The Poisen Glen and various places

                                                  We are after having the most searingly hot summer since 1995

   So we did rove out to view various places once more                                                              


Like this valley – originally known by local people as the Heavenly Glen –

Yet an error was made by an English cartographer, when he confused the Gaelic word for Heaven (neamh) with the word for poison (neimhe)


hence – The Poisen Glen

dunlewey church

Dunlewey church

This landmark church which nestles at the foot of Mount Errigal is made of white marble quarried from within a hundred yards – but the quarry is now depleted.

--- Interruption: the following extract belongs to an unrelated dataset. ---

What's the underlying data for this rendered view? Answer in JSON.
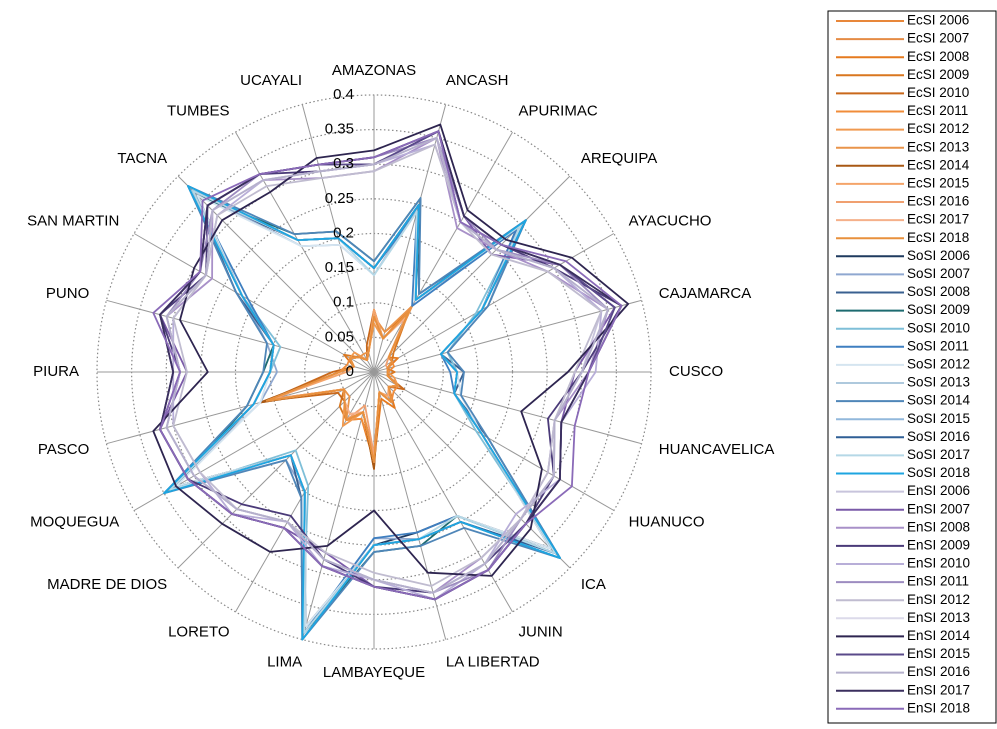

 ‘The white marble of Dunlewy is said to be of an excellent quality and its bed very extensive, traced over half a mile square, and is finely granular so it can be used in nicest sculpture, its texture and whiteness approach more of the Parian than Carrara marble, being free from mica, quartzite and other substances which interfere with the chisel’  (from the Geological Survey of Ireland 1891)

We leave The Poisen Glen to travel eastwards to Churchill to see the home and studio of artist Derek Hill 


Originally farm stables then Derek Hill’s studio – now a gallery

He gifted his Georgian house to the state, along with its contents – (no photographs allowed inside) –  a priceless collection of paintings and ceramics which include Picasso, Renoir and gorgeous wallpapers by William Morris


The building itself has been properly restored with Lime by the Office of Public Works


T’is truly a must visit for art and heritage lovers while on the brink of  Colmcille’s own Lough Gartan


Talking of of mistakes

This nineteen-seventies ‘reception area’ that erupts like a crime between a Georgian Manor and an early eigthteenth century cottage



Behold Brown Hall – near Ballintra


With its original long house being infinitely more interesting –  lime rendered –  hand blown glass window panes


Although a grand cottage of its day – it follows the vernacular premise of being only one room deep


althougth this kitchen has an atmosphere of the creeps



While in the Georgian ‘wing’ dusty portraits do keep an eye on things


Who would not rather be under the roof of a comely stone cottage

P1120531‘In a finished house a flame is brought to the hearth

Then a table between the door and the window

Where a stranger will eat..”


‘The cupboard will have its loaf and bottle come winter’


and the beans of the earth grow blight free in our small field


2 thoughts on “The Poisen Glen and various places

  1. Is there an irish word for “gemutlichkeit”? Those three cottage pics are the epitome of quiet contentment, esp if that rake of pratty ended in the pot on the stove. Superb.